# Ch7 : Finetuning to follow instructions

In [1]:
from importlib.metadata import version

pkgs = ["matplotlib",
        "tiktoken",
        "torch",
        "tqdm",
        "tensorflow"
        ]

for p in pkgs:
    print(f"{p} version: {version(p)}")

matplotlib version: 3.8.1
tiktoken version: 0.8.0
torch version: 2.0.1
tqdm version: 4.62.3
tensorflow version: 2.16.2


### 7.1: Intro to instruction finetuning

In Ch 5, we showed how to use LLM to generate one token at a time ('text completion'). Now we will show how LLM can be used to 'following instructions'.

Ch has 3 stages:  
STG 1: Preparing dataset (dataset download and preparation, batching the dataset, creating data loaders)  
STG 2: Finetuning the LLM (Loading a pretrained LLM, Instruction finetuning an LLM, inspecting the modeling loss)  
STG 3: Evlautaing the LLM (Extracting responses, qualitative evaluation, scoring the responses)

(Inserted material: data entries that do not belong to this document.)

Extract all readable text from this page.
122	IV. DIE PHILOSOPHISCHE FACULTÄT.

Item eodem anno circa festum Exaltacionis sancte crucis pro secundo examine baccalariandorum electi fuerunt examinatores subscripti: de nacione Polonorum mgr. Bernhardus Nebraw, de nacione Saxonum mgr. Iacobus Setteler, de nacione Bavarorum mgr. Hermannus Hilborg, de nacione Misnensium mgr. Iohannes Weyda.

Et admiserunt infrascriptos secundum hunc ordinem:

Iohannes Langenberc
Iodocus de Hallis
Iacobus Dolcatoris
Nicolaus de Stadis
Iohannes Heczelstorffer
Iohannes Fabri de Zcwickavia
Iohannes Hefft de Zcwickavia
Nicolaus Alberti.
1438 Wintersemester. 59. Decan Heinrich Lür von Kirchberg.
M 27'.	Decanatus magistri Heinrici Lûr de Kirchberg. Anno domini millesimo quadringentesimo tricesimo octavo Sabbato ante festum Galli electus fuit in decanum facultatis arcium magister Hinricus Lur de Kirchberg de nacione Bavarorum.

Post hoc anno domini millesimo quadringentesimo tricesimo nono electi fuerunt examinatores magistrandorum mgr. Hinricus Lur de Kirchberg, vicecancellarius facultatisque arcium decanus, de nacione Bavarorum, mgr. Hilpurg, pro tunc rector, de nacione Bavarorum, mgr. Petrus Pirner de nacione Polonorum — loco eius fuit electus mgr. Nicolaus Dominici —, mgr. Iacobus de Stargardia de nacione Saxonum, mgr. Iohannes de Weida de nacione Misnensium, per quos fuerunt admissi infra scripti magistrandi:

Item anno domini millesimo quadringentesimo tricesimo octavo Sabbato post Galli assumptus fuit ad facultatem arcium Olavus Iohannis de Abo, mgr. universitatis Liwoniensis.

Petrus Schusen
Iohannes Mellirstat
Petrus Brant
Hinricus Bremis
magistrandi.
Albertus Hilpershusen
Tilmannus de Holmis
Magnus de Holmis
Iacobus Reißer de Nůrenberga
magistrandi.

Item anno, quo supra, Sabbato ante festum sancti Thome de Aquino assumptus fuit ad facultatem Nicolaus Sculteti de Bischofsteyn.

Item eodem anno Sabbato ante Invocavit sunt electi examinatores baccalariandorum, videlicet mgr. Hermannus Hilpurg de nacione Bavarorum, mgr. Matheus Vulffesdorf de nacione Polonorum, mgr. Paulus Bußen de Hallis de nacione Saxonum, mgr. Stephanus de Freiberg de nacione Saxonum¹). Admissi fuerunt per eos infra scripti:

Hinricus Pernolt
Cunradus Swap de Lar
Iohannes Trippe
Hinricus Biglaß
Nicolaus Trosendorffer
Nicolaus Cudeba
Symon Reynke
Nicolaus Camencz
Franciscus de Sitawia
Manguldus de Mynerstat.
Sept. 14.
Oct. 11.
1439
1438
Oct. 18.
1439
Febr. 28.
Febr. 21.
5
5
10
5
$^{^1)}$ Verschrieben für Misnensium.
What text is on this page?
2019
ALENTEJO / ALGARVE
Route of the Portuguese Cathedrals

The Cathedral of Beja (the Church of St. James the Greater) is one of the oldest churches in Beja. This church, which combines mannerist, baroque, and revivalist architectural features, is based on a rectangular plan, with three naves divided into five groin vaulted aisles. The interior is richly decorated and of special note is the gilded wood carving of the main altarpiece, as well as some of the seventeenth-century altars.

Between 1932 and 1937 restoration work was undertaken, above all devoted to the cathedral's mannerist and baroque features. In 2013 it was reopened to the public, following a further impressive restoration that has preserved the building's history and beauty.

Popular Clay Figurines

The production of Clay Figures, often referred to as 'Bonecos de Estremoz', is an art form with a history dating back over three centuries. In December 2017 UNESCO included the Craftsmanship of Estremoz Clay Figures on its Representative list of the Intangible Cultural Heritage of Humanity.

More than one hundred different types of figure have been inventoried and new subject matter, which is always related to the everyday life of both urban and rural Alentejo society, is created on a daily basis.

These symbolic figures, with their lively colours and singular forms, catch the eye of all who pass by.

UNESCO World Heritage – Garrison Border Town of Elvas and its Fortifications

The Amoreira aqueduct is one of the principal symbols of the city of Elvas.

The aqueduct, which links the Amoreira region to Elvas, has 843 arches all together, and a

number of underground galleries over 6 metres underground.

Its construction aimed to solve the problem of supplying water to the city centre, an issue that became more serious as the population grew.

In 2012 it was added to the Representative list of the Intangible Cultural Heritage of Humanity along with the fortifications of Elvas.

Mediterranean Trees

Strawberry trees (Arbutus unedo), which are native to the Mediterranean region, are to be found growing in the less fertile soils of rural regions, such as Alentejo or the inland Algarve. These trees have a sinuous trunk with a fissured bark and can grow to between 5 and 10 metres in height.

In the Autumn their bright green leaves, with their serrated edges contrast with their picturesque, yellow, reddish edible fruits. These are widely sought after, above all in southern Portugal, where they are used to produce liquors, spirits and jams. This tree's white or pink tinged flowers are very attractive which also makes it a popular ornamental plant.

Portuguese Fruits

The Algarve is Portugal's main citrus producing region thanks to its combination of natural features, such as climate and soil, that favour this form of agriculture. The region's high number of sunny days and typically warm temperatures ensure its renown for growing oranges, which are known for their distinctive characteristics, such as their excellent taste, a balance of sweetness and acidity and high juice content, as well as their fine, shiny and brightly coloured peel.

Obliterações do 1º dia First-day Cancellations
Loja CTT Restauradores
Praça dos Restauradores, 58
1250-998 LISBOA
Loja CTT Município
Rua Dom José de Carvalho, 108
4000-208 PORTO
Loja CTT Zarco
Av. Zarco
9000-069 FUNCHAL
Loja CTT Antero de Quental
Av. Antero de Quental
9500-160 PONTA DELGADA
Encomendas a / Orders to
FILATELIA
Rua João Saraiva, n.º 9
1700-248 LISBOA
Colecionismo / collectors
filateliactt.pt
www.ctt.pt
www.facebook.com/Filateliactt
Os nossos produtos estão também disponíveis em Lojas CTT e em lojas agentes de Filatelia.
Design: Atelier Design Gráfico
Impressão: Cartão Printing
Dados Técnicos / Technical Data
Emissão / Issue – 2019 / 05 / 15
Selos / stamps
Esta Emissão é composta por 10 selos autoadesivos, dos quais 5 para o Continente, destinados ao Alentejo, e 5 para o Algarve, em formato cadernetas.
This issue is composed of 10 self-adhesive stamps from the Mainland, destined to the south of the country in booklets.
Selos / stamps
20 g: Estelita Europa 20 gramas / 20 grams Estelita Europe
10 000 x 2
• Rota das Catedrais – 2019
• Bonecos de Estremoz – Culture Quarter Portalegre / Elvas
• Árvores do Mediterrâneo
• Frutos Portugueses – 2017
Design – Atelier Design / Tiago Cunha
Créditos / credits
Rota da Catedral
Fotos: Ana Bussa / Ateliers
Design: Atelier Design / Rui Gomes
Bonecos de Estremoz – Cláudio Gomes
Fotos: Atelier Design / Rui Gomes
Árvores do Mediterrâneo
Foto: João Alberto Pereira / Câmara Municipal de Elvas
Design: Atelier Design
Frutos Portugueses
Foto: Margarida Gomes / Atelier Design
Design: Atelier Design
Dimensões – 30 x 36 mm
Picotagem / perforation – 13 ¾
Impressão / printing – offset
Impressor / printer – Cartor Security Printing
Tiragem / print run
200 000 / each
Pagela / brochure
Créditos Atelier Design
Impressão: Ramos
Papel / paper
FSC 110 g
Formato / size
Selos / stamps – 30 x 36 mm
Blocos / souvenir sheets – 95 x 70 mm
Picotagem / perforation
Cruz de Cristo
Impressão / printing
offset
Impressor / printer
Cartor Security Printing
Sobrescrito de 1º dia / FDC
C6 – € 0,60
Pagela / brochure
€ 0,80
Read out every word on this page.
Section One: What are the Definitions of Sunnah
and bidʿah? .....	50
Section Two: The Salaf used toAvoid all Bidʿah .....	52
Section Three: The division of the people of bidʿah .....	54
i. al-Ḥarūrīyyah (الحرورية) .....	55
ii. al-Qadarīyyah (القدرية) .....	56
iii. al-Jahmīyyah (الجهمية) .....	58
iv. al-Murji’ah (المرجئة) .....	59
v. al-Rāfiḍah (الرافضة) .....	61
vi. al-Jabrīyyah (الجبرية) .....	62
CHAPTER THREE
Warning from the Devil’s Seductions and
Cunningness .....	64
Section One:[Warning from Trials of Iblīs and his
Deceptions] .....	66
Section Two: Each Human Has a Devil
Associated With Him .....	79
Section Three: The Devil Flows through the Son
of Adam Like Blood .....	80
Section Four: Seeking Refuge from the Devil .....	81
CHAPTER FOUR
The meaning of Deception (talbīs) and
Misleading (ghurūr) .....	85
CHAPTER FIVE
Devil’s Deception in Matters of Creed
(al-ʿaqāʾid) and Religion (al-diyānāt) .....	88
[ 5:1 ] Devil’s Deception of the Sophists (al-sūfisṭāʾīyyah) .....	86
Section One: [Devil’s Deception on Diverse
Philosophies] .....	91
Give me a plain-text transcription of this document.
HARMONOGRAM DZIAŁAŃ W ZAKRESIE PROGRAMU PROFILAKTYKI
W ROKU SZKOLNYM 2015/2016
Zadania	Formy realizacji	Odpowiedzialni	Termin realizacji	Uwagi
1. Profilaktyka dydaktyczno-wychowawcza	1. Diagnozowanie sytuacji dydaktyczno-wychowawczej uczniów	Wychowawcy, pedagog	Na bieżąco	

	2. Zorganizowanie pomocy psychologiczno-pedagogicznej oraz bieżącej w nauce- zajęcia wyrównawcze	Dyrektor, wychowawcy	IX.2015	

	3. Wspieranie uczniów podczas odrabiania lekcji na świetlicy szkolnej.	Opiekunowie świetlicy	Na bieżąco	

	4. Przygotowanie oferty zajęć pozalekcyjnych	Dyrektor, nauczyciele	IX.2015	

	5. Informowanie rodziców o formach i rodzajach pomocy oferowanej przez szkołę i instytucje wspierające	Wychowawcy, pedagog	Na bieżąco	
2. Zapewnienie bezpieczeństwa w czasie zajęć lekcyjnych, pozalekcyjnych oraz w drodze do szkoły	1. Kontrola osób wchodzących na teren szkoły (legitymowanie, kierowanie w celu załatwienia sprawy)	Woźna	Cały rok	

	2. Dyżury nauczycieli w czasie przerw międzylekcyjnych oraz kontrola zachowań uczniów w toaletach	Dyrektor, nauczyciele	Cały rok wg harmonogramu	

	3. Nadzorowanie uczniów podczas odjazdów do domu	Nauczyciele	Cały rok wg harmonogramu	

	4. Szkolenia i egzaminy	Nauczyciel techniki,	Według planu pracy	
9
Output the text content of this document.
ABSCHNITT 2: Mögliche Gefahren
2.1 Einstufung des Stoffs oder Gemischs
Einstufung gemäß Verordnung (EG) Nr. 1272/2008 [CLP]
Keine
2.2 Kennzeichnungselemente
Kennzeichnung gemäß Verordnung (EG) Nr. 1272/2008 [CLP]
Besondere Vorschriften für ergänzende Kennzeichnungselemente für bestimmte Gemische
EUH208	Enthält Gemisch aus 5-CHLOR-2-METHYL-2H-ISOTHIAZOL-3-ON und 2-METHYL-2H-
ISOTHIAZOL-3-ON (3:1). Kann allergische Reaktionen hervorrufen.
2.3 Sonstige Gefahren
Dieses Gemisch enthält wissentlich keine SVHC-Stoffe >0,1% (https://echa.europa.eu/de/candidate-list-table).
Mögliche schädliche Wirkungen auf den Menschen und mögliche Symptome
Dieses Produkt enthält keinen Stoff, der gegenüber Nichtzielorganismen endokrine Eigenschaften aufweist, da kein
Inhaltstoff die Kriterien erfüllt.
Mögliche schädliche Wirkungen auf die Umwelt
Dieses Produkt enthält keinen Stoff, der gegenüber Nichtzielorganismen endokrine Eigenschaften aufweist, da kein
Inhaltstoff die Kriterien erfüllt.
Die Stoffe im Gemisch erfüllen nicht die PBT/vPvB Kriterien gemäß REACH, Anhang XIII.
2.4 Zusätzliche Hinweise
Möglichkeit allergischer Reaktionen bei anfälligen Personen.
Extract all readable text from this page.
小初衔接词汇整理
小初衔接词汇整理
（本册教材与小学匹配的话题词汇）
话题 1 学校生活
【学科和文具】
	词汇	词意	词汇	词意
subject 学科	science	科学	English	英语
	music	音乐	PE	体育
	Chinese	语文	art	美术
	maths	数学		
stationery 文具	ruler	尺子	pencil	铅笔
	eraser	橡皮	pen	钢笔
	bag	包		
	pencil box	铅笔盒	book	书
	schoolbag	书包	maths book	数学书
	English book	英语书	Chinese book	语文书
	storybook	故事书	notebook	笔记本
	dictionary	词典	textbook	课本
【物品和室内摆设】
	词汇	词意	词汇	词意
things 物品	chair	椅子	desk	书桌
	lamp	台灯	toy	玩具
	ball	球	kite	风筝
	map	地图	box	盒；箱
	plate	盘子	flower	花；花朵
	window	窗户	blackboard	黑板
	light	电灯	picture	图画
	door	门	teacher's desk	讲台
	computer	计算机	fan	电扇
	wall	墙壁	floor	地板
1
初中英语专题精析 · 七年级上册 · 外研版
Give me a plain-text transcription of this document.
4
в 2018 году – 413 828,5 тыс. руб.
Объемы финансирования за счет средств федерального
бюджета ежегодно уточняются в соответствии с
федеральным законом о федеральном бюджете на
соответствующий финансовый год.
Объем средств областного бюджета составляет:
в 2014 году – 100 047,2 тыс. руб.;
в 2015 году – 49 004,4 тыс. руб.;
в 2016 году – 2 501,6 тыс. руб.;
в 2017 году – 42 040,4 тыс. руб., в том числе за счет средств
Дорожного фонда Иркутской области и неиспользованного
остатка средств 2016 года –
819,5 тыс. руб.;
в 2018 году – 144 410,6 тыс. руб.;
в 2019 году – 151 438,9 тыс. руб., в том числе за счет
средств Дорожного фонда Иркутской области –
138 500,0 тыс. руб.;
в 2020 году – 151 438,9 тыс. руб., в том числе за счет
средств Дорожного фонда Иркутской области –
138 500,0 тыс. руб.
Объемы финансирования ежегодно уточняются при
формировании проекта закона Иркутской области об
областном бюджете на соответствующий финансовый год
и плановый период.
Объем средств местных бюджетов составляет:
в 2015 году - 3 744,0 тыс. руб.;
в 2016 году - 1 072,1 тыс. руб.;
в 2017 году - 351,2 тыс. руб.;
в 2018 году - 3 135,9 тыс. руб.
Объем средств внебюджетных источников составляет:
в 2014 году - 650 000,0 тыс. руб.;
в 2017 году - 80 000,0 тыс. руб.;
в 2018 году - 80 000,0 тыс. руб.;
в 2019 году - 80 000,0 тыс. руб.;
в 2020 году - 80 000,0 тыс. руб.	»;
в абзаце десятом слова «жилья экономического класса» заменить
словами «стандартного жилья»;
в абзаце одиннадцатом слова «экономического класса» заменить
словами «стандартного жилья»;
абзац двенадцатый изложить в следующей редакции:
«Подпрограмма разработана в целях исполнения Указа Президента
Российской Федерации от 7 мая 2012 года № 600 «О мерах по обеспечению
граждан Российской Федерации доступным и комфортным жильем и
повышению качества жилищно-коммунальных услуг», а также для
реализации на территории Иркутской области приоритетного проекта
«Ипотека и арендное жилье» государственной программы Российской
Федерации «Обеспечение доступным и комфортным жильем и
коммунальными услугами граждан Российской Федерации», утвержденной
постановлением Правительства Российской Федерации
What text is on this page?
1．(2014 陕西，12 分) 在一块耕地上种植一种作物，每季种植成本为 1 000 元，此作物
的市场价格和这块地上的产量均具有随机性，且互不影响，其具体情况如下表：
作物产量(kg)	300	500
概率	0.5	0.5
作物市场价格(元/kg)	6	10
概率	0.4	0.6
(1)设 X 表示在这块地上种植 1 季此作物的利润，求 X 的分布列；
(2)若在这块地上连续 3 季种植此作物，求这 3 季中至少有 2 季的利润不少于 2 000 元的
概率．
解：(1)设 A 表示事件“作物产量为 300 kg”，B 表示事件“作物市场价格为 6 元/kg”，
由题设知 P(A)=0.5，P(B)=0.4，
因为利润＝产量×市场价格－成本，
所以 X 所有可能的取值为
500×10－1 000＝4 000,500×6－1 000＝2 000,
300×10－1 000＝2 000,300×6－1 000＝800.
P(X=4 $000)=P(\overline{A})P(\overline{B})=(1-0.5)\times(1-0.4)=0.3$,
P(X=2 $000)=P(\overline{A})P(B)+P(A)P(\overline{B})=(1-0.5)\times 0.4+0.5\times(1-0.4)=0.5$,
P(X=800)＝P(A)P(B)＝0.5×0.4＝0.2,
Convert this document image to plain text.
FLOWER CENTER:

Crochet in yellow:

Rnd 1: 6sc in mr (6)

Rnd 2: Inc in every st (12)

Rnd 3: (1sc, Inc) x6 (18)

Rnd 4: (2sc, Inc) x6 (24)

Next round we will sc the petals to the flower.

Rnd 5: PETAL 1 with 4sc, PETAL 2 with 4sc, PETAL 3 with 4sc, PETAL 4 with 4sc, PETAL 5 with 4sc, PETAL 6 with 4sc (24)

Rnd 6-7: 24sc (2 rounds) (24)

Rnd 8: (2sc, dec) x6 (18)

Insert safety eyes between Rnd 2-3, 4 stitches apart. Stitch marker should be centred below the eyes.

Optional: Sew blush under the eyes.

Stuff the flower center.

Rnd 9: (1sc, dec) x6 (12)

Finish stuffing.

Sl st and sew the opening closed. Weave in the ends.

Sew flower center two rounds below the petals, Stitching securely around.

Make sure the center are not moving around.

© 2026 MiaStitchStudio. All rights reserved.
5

### 7.2: Preparing dataset for supervised instruction finetuning

This training is called supervised, because 'input' and 'output' fields are explicitly provided. Using a pre-prepared dataset

In [2]:
import json
import os
import urllib


def download_and_load_file(file_path, url):

    if not os.path.exists(file_path):
        with urllib.request.urlopen(url) as response:
            text_data = response.read().decode("utf-8")
        with open(file_path, "w", encoding="utf-8") as file:
            file.write(text_data)
    
    # The book originally contained this unnecessary "else" clause:
    #else:
    #    with open(file_path, "r", encoding="utf-8") as file:
    #        text_data = file.read()

    with open(file_path, "r", encoding="utf-8") as file:
        data = json.load(file)

    return data


file_path = "instruction-data.json"
url = (
    "https://raw.githubusercontent.com/rasbt/LLMs-from-scratch"
    "/main/ch07/01_main-chapter-code/instruction-data.json"
)

data = download_and_load_file(file_path, url)
print("Number of entries:", len(data))

Number of entries: 1100


In [3]:
# Dict has 3 fileds (instruction, input, output). 
# Input field can be empty

print("An example entry:\n", data[999])

An example entry:
 {'instruction': "What is an antonym of 'complicated'?", 'input': '', 'output': "An antonym of 'complicated' is 'simple'."}


In [4]:
# Formatting into alpaca-style prompt formating

def format_input(entry):
    instruction_text = (
        f"Below is an instruction that describes a task. "
        f"Write a response that appropriately completes the request."
        f"\n\n### Instruction:\n{entry['instruction']}"
    )

    input_text = f"\n\n### Input:\n{entry['input']}" if entry["input"] else ""

    return instruction_text + input_text

Below code generates the alpaca-style prompt formatted instructions

In [5]:
model_input = format_input(data[50])
desired_response = f"\n\n### Response:\n{data[50]['output']}"

print(model_input + desired_response)

Below is an instruction that describes a task. Write a response that appropriately completes the request.

### Instruction:
Identify the correct spelling of the following word.

### Input:
Ocassion

### Response:
The correct spelling is 'Occasion.'


Response when there is no input

In [6]:
model_input = format_input(data[999])
desired_response = f"\n\n### Response:\n{data[999]['output']}"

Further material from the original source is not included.